08/10 Perspectives

16/06/2020

08/10 Perspectives

by Elena Frascaroli

Today we are strongly focused on Covid-19 as though it was the problem to be solved at global level. Actually, the virus is the emergency, that is the urgency to act due to emerging problems that have their roots somewhere else.

Urgency of act which highlights the fragilities of the social and economical system that we created and which amplifies existing inequalities. According to current information, the pandemic has its origin in deforestation, intensive breeding, urbanization and consequent biodiversity loss and climate change, that science has been documenting for a long time, but that we struggle to face due to resistance to change at individual and political level. Human being, with its widespread propensity to trust in miraculous solutions and the inadequate contrast to illicit trafficking of wild animals, is responsible for the spillover and the spread of pathogens.

In front of pandemic, inequalities between centre and periphery arise, at local, national, global level.

Access to health care and adequate hygienic conditions are the answer to the emergency that we are living, but then we realize that access is not granted to all. In front of the rhetoric of the safe home and family, the silence of women victim of domestic violence sounds even louder, in a world which is denying equal dignity and rights to women. Digital divide is no more an issue for experts, but it’s actually taking shape and the access to digital competences, devices and infrastructures becomes a necessity, no longer an option. We discover that someone collects the agricultural products on our table, usually migrants who work in the fields, threatening in our harbours, invisible and without rights on our lands. Today smart working is an extremely important solution which allows many people to go on working and to bring home the salary and we realize that it helps reduce traffic and pollution. Before the emergency, many managers opposed this solution because it involves their roles and their competences. Now will we be able to preserve this way of working in the future, ensuring the relationships connected with workflows, the right to disconnect and a real gender equality?

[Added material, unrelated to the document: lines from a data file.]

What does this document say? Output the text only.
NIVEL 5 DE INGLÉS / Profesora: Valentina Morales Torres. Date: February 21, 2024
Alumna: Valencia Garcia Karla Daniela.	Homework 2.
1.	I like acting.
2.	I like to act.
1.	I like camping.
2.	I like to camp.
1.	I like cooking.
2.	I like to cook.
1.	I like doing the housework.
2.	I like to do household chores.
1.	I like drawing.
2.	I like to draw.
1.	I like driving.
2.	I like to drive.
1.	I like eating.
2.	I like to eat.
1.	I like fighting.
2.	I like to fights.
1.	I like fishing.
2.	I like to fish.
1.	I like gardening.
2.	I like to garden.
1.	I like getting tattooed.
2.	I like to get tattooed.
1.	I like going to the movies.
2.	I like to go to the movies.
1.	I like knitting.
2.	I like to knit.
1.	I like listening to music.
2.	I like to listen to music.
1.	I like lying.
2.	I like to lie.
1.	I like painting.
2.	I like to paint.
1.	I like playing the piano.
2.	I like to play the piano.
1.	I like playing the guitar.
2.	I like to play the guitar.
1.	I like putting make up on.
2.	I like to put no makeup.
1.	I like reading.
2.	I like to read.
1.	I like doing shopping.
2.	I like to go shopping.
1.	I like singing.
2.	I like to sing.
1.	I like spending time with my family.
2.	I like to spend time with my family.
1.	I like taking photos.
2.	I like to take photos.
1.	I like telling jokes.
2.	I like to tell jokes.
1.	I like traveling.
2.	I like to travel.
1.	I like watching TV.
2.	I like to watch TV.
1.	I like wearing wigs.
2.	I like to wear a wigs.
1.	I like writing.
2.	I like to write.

So let’s take action on the emergency created by the pandemic, but let us re-think ourselves starting from those issues interwoven with the emergency. It’s a matter of perspectives, but it’s a fundamental step. We need to look forward and to embrace complexity, without being paralyzed by complexity. Problems are complex, we need complex competences. An overall vision is more difficult, but it’s also the only antidote to the always more common populist messages, which simplify and iron out reality.

Good times for a change” sang The Smiths in the ’80, when we already talked of sustainable development. May we imagine that the experience of the pandemic, with all suffering and difficulties that it causes, could finally and actually urge an individual and collective change, keeping together social, economical and environmental sustainability?